とあるバンドマンの、変哲も平坦もない日常。

流行りの残像

 

 

 

 

2021/8/11

 

流行りの残像

 

場末のラーメン屋、外は雨なので少し薄暗い店内、空間を支配するのは客の咀嚼音と厨房の調理音、そして有線放送で流れる「わからないけどヨルシカかYOASOBIかずっと真夜中でいいのに、のどれか」みたいな曲である。じっと聞いていたけど、結局はわからなかった。流行はいつも私の先を行く。

流行に乗らないのは悪い事ではないけれど、流行に乗らない事を誇らしげに語るのは悪い事ですので、諸君らは気をつけるように。どちらかといえば、乗らない、乗れないのは恥の部類です。

もうずっと流行とは疎遠で生きているのですが、しかしながら流行が嫌いなわけではなく、どちらかというと嫌いなものが流行になる具合が多いです。なので好きなものは流行っていても好きですよ、普通に鬼滅読んでましたし。

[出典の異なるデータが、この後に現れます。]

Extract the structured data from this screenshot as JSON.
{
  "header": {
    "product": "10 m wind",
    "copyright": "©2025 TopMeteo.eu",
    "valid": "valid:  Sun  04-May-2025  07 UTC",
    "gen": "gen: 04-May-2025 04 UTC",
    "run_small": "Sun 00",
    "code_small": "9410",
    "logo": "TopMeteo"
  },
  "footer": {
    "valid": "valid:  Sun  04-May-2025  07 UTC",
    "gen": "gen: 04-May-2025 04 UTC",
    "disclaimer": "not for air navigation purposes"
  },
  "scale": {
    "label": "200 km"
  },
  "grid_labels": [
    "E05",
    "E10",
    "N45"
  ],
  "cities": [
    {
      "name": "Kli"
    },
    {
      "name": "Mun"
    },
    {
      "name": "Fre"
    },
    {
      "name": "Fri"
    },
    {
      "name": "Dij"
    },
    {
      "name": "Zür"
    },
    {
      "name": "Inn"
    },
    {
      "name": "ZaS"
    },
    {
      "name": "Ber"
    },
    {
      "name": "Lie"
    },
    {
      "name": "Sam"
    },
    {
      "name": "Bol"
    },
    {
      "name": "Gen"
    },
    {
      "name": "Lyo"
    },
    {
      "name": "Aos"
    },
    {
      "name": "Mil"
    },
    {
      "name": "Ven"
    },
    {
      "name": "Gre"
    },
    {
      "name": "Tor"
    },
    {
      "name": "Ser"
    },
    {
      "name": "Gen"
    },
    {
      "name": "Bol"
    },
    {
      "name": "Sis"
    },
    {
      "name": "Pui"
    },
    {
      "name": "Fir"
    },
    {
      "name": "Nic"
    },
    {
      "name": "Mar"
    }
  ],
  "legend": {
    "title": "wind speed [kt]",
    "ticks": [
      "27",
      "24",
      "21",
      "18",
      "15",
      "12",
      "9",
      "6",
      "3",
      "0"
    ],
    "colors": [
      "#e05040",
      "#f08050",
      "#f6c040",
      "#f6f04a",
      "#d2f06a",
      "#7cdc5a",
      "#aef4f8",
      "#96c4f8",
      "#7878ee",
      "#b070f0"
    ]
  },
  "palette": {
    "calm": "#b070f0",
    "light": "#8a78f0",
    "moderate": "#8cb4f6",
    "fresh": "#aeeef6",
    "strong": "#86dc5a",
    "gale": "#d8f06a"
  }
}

ただ、やはりどのジャンルにしろ「第一位」に輝くものは、私のものにはならない。正確には「私のもの」だと思えない。何故だかはわからない、ひょっとしたら私が弟だからかもしれない。昔からそれは兄のものだった。なんなら第二位くらいまで私は貰えなかったので、三位以下の実力派を精査するのが癖になってしまったようにも思える(誤解のないように言っておくが、私の兄が特に暴君だったという事ではなく、兄弟とはそういう生態を持っている生き物である)。

流行のものが、少し世間から忘れられた辺りで、ようやく私にも触れる権利が巡ってくる。そういえば数年前はよく流れていたな、なんて曲を聞いてみる。気にいる事もあれば、やはり気に入らない事もある。かつてここに集まって笑っていた人たちの事を考えると、今ひとりで聞いている私は、まったく寂しくないといえば嘘になる。そうやって流行の残滓を辿り、移り変わる世間の残像を見ながら三十数年、まったく寂しくないと言えば、やはり嘘になる。

かといって、やはり積極的に流行に乗る気にはならない。今流れている曲を調べようとも思わずラーメンを啜っている。もうメロディも思い出せない。別に悪い曲じゃなかったが、やはり「私のもの」ではなかった。有線からは相変わらず最近の音楽が流れているが、ラーメンの替え玉ができないことと、外に降る雨の方が感心が強い。これはもう、意識して変えるのは不可能である、私はこういう人間なのだ。

帰ってギターを抱えて「私のもの」でも作るとする。せめて「替え玉」が流行になりますように、と馬鹿みたいな祈りを捧げながら、ラーメン屋の扉のベルをチリンと鳴らす。